The anchor’s insinuation that space exploration is a luxury that India can ill-afford is an oversimplification that belies the strategic importance of such endeavours. The world today is interconnected through technology, and a country’s capability to innovate and explore space is intertwined with its global reputation and national security. The successful landing of Chandrayaan-3 on the Moon’s South Pole isn’t just a scientific triumph; it solidifies India’s position as a technological player on the world stage, inviting collaboration, boosting diplomatic relationships, and fostering inspiration.

Beyond its economic and strategic implications, the critique also underscores a patronising attitude that developing nations often endure from their Western counterparts. It perpetuates the stereotype that countries grappling with poverty should confine their ambitions to addressing immediate needs. This patronage denies nations the agency to pursue long-term aspirations and sidelines their contributions to science and human progress.

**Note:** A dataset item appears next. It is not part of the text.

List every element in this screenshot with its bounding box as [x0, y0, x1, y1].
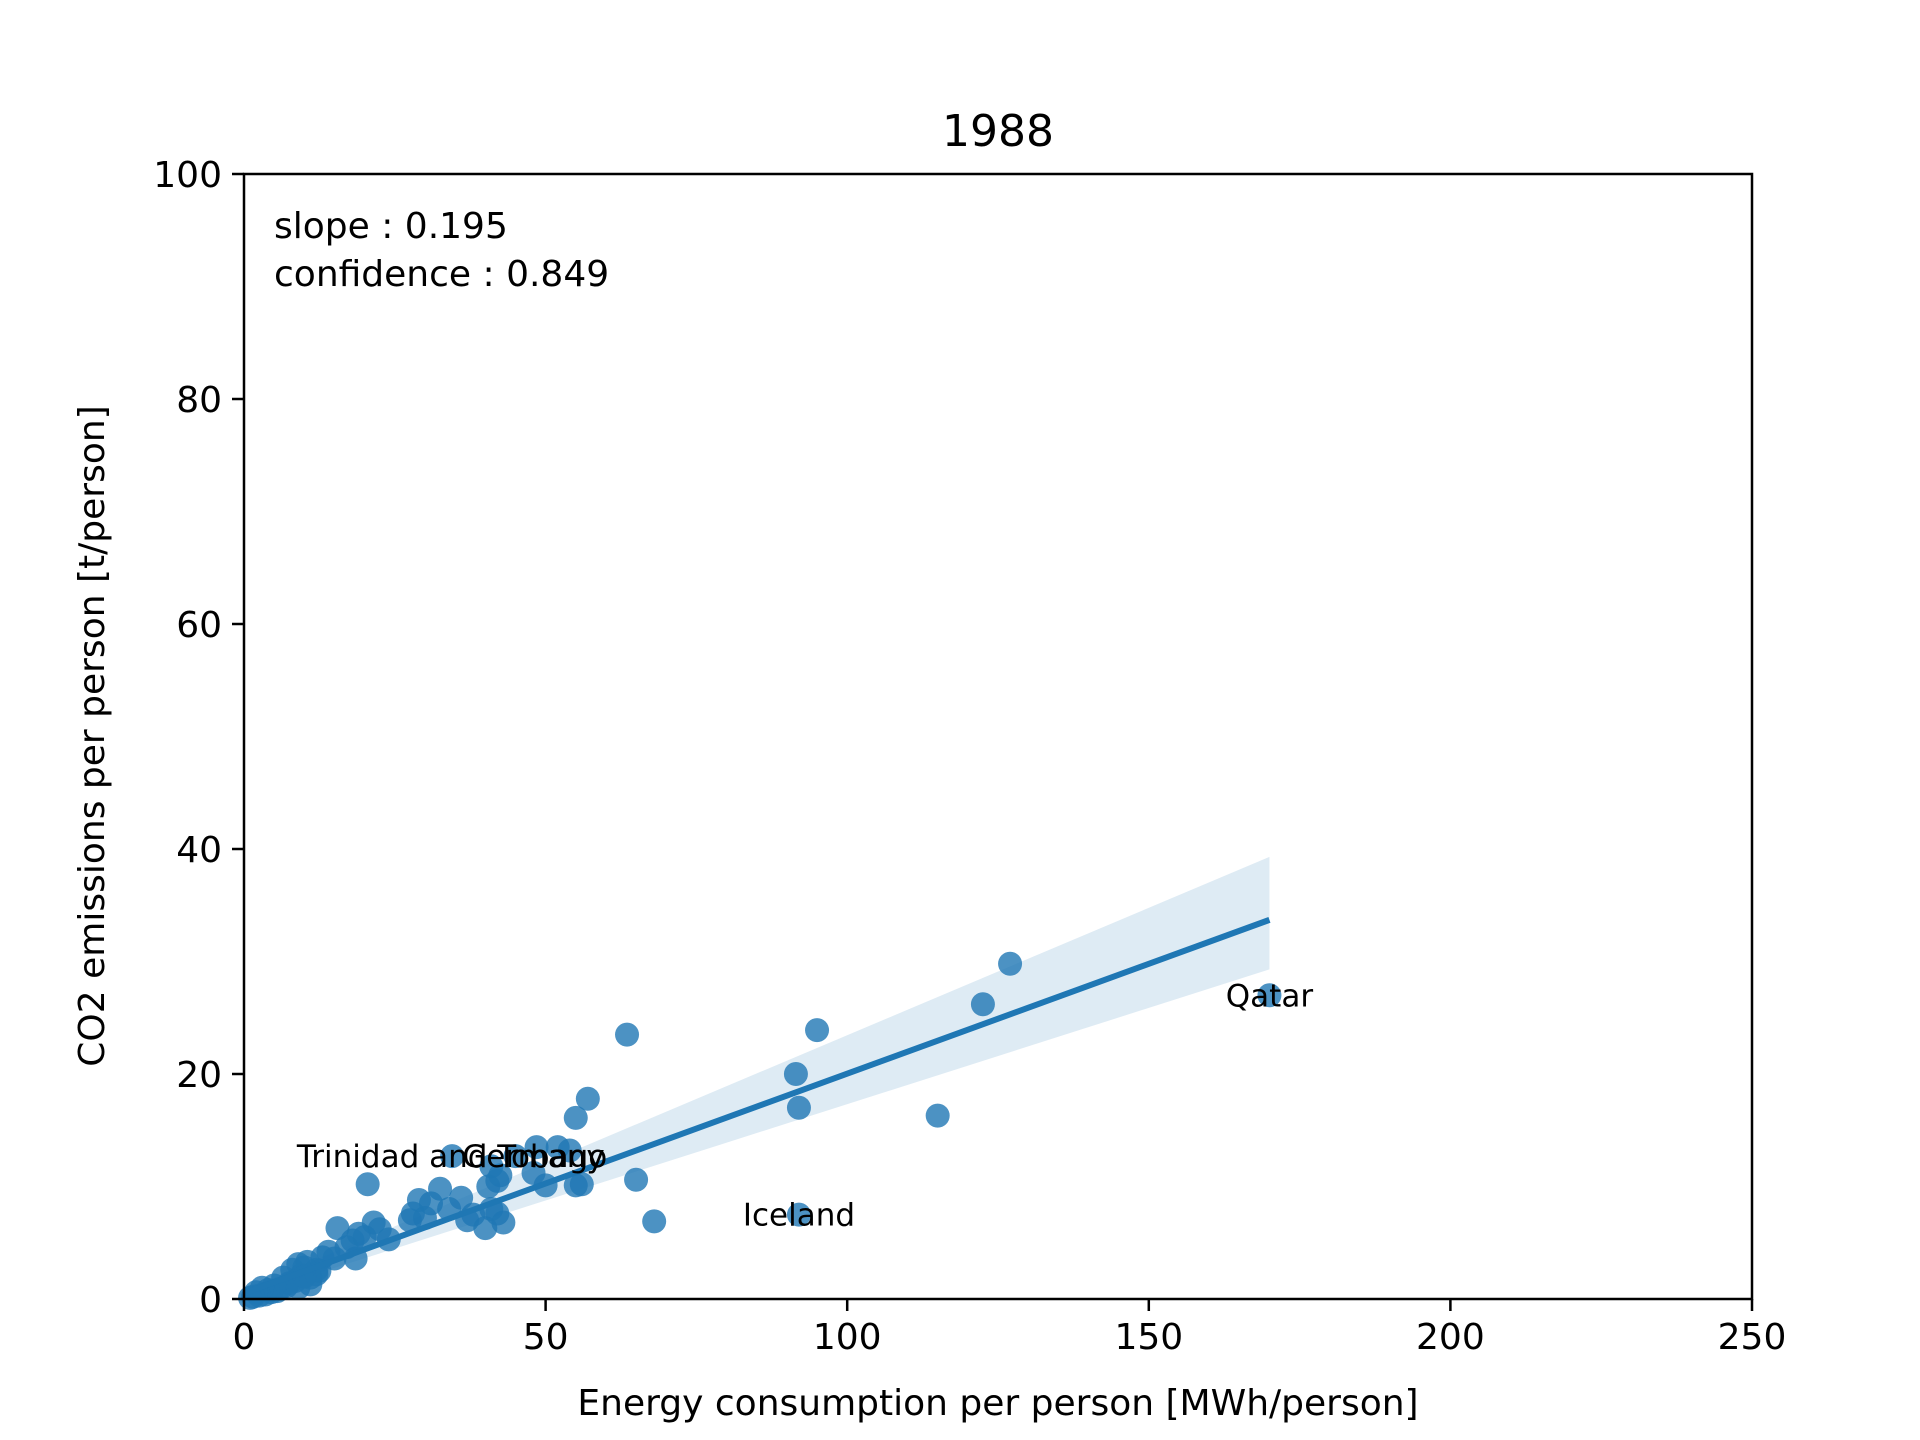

The BBC anchor’s criticism of India’s space pursuits following the success of Chandrayaan-3 may be indicative of a deeper problem – failing to recognise the nuanced interplay between science, technology, economics, and social progress. By fixating on a narrow perspective, this critique undermines the years of hard work and dedication by the scientists, engineers, and visionaries who drive India’s space program forward. As a global society, such misguided anchors should be celebrating the strides that countries like India make in expanding the boundaries of human knowledge, rather than reducing their achievements to polarising debates.